Mr Hitchens contrasts policing attitudes between this country and the United States. Many parts of America are so remote that the nearest police patrol can take up to an hour to respond to the scene of a crime. There, you either look after yourself or perish. Homeowners are often armed, and are fully expected to hold the law in their hands, from where it has never been taken. A would-be intruder who disturbs the peace and cops a bullet receives scant sympathy from the forces of law and order. Any person doing that here would be deemed a vigilante and condemned for “taking the law into his own hands”. A strange expression indeed. When Sir Robert Peel set up the Metropolitan Police, the idea of the police constable was of someone who was paid to do what he might otherwise have done voluntarily out of public-spiritedness. The police constable had few powers that ordinary citizens didn’t. A far cry from the all-powerful cops of today, for whom the very notion that everyone still has the power of arrest is an affront to their perogative.

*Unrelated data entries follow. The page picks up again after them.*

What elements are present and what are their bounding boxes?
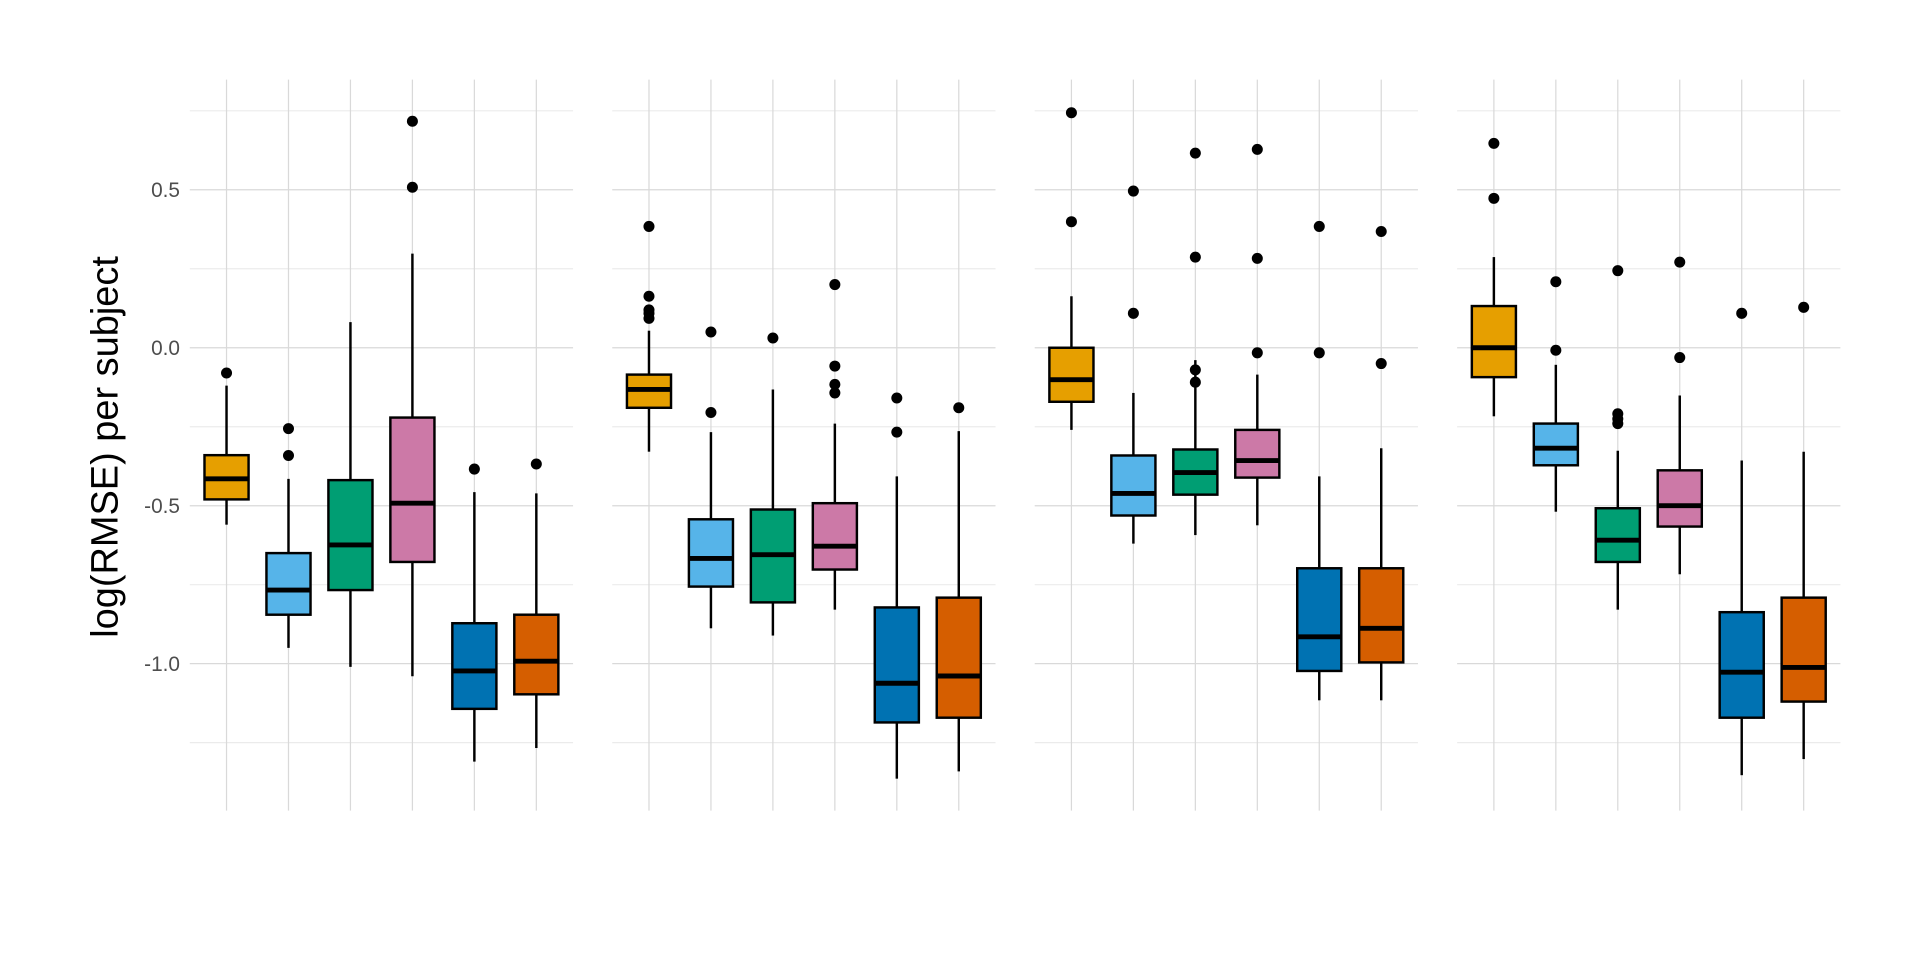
outlier-point bbox=[1550, 276, 1562, 288]
outlier-point bbox=[1674, 352, 1686, 364]
box-group bbox=[1780, 301, 1827, 760]
box-group bbox=[389, 115, 436, 677]
box bbox=[935, 596, 983, 719]
box bbox=[1357, 567, 1405, 664]
outlier-point bbox=[891, 426, 903, 438]
box bbox=[1594, 507, 1642, 564]
box-group bbox=[1234, 143, 1281, 526]
box-group bbox=[1110, 185, 1157, 544]
box bbox=[389, 416, 436, 564]
outlier-point bbox=[705, 326, 717, 338]
outlier-point bbox=[1251, 347, 1263, 359]
outlier-point bbox=[1313, 347, 1325, 359]
outlier-point bbox=[1798, 301, 1810, 313]
box-group bbox=[1470, 137, 1518, 417]
box bbox=[1718, 610, 1765, 719]
outlier-point bbox=[1612, 265, 1624, 277]
box-group bbox=[1172, 147, 1219, 536]
box bbox=[451, 622, 498, 711]
outlier-point bbox=[468, 463, 480, 475]
outlier-point bbox=[1189, 147, 1201, 159]
box-group bbox=[749, 332, 797, 636]
outlier-point bbox=[1189, 364, 1201, 376]
box bbox=[1110, 454, 1157, 517]
outlier-point bbox=[643, 312, 655, 324]
outlier-point bbox=[1736, 307, 1748, 319]
y-tick-labels: 0.5 0.0 -0.5 -1.0 bbox=[144, 179, 180, 676]
outlier-point bbox=[829, 387, 841, 399]
outlier-point bbox=[1488, 192, 1500, 204]
box-group bbox=[935, 402, 983, 772]
outlier-point bbox=[1189, 251, 1201, 263]
box bbox=[1656, 469, 1704, 528]
box-group bbox=[1656, 256, 1704, 575]
outlier-point bbox=[1251, 252, 1263, 264]
outlier-point bbox=[767, 332, 779, 344]
outlier-point bbox=[1375, 358, 1387, 370]
outlier-point bbox=[829, 279, 841, 291]
outlier-point bbox=[406, 115, 418, 127]
box-group bbox=[1357, 225, 1405, 701]
box bbox=[873, 606, 921, 724]
box-group bbox=[687, 326, 735, 629]
box-group bbox=[1296, 220, 1343, 701]
outlier-point bbox=[1550, 344, 1562, 356]
outlier-point bbox=[1127, 307, 1139, 319]
y-tick-label: 0.5 bbox=[151, 179, 180, 202]
outlier-point bbox=[1189, 376, 1201, 388]
outlier-point bbox=[643, 290, 655, 302]
outlier-point bbox=[1313, 220, 1325, 232]
outlier-point bbox=[282, 449, 294, 461]
box-group bbox=[1532, 276, 1580, 512]
box bbox=[513, 613, 560, 696]
box-group bbox=[1718, 307, 1765, 776]
box-group bbox=[327, 322, 374, 667]
outlier-point bbox=[1612, 418, 1624, 430]
outlier-point bbox=[282, 423, 294, 435]
outlier-point bbox=[953, 402, 965, 414]
outlier-point bbox=[1251, 143, 1263, 155]
box-marks bbox=[203, 107, 1827, 779]
y-tick-label: -1.0 bbox=[144, 653, 180, 676]
box bbox=[327, 478, 374, 592]
box bbox=[811, 501, 859, 571]
outlier-point bbox=[1375, 225, 1387, 238]
box-group bbox=[203, 367, 250, 525]
outlier-point bbox=[1674, 256, 1686, 268]
y-axis-label: log(RMSE) per subject bbox=[85, 256, 127, 638]
outlier-point bbox=[705, 407, 717, 419]
box-group bbox=[265, 423, 312, 648]
box bbox=[687, 518, 735, 588]
grid-layer bbox=[189, 79, 1841, 811]
box-group bbox=[1048, 107, 1095, 430]
y-tick-label: -0.5 bbox=[144, 495, 180, 518]
outlier-point bbox=[406, 181, 418, 193]
outlier-point bbox=[1065, 216, 1077, 228]
outlier-point bbox=[829, 378, 841, 390]
outlier-point bbox=[1488, 137, 1500, 149]
box-group bbox=[625, 220, 673, 452]
box-group bbox=[451, 463, 498, 762]
outlier-point bbox=[829, 360, 841, 372]
outlier-point bbox=[643, 220, 655, 232]
box-group bbox=[1594, 265, 1642, 610]
outlier-point bbox=[530, 458, 542, 470]
outlier-point bbox=[1127, 185, 1139, 197]
box bbox=[1532, 422, 1580, 467]
box bbox=[265, 551, 312, 616]
box bbox=[1234, 428, 1281, 479]
box bbox=[1048, 346, 1095, 404]
box bbox=[1780, 596, 1827, 703]
outlier-point bbox=[1065, 107, 1077, 119]
box-group bbox=[873, 392, 921, 779]
box-group bbox=[513, 458, 560, 749]
y-tick-label: 0.0 bbox=[151, 337, 180, 360]
box bbox=[1470, 304, 1518, 379]
box bbox=[1296, 567, 1343, 673]
outlier-point bbox=[891, 392, 903, 404]
box-group bbox=[811, 279, 859, 610]
outlier-point bbox=[221, 367, 233, 379]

No sane person is arguing for the return to 1970s attitudes as typified by Life on Mars, but few would argue that in this respect the status quo is acceptable either. Unfortunately, the excesses of both social liberalism and social conservatism have led to the state of affairs that we have now: in which grown men are scared to tackle kids vandalizing a bus shelter for fear either of being knifed or of gaining a criminal record; in which nobody dares assert any moral values; in which the “right” to swear in public or to spit on the pavement trumps all notions of public moral rectitude; and in which the stiff upper lip has given way to the unthinking frenzied hysteria we saw following the death of Princess Diana. “Oh, my mother died last year but this has affected me so much more,” one person is quoted as saying. Really, it beggars belief.

Some deeply unfashionable opinions, I know. To wrap this up and drag it vaguely back on-topic, I recall reading an account of a speech Dr David Starkey gave to (I think) the Royal Television Society, some time after the Hutton débâcle. I haven’t got the account to hand at present, but from memory he gave a rather disparaging account of current attitudes in the media to news and current affairs, and, apart from one lone member of the audience applauding vigorously, was thanked by, for a real controversialist as opposed to a talk-show phoney, the most pleasing sound imaginable: a deafening silence. With Greg Dyke sitting in the front row, arms crossed, staring at the ceiling with a fixed expression on his face, Dr Starkey concluded: “Sorry, this has all been rather sombre, I know. I’m not just a media entertainer, you see. I still have a residual notion that what was taught in this hall all those years ago, that serious academic research, that thinking the unthinkable, are important, even in front of an audience that doesn’t want to hear it.”